Les fournisseurs d'énergie en Europe s'arment contre une vague de cyber-attaques qui pourrait s'intensifier suite à l'invasion de l'Ukraine par la Russie.

La numérisation des compteurs et des réseaux électriques, des centrales éoliennes ou solaires ouvre aux attaquants de nouvelles portes d'entrée dans les infrastructures critiques. Les explosions inexpliquées des gazoducs Nord Stream en mer Baltique en septembre 2022 ont jeté une lumière crue sur la vulnérabilité des installations énergétiques. Les gouvernements et les entreprises sont alarmés.

"Nous avons dit l'année dernière, après le début de la guerre en Ukraine, que le risque de cybersabotage avait augmenté à nos yeux", a déclaré Michael Ebner, directeur de la sécurité de l'information chez le groupe énergétique EnBW. Selon lui, il y a également plus de tentatives d'intrusion via le phishing, notamment dans les communications bureautiques. "Nous devons également nous préparer à une augmentation des attaques provenant d'organismes gouvernementaux. Nous devons nous y préparer encore mieux". Dans l'ensemble du groupe, environ 200 employés se sont penchés sur des questions liées à la sécurité. EnBW veut augmenter leur nombre "de manière significative au cours des prochaines années".

Le plus grand opérateur de réseau européen, E.ON, a également indiqué avoir une équipe de cybersécurité de cette taille à l'échelle du groupe. Le thème de la cybersécurité est depuis longtemps une priorité absolue pour le groupe. "Mettre la cybersécurité en haut de la liste des priorités seulement après le début de la guerre en Ukraine et de la crise énergétique aurait été une grave omission", a déclaré un porte-parole.

"Le nouveau monde de l'énergie est décentralisé", explique Swantje Westphal de l'Institute for Security and Safety à Ettlingen.

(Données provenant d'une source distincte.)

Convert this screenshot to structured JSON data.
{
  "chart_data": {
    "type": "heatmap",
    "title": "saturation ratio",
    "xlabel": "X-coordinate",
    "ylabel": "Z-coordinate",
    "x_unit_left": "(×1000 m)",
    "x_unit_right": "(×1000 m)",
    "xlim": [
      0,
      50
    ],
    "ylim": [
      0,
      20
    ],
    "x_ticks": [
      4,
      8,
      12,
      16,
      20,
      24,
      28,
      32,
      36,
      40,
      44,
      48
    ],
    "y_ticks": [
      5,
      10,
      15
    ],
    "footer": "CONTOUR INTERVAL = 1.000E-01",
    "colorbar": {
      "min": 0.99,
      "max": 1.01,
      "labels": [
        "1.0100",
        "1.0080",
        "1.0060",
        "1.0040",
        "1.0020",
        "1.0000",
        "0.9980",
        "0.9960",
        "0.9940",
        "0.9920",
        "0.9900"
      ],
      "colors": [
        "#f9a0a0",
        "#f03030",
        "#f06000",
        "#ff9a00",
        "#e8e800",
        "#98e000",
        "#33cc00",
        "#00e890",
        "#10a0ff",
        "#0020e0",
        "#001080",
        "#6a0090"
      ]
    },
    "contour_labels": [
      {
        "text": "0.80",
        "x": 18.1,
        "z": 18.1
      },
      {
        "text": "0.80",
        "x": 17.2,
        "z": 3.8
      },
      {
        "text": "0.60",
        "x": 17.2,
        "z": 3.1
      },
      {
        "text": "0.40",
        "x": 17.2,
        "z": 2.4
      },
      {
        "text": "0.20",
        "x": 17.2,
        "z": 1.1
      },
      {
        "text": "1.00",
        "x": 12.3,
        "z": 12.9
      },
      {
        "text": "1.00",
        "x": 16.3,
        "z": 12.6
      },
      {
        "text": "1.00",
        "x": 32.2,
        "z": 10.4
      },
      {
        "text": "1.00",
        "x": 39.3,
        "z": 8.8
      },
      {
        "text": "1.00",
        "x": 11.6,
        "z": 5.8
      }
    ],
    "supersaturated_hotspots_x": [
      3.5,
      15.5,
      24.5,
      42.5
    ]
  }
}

Selon elle, cela signifie qu'il existe de nombreuses petites unités, comme les éoliennes et les panneaux solaires, mais aussi les compteurs intelligents, qui sont connectés numériquement. "Cette interconnexion augmente le risque car il y a beaucoup plus de points de départ possibles pour les attaques, avec un impact potentiel beaucoup plus important".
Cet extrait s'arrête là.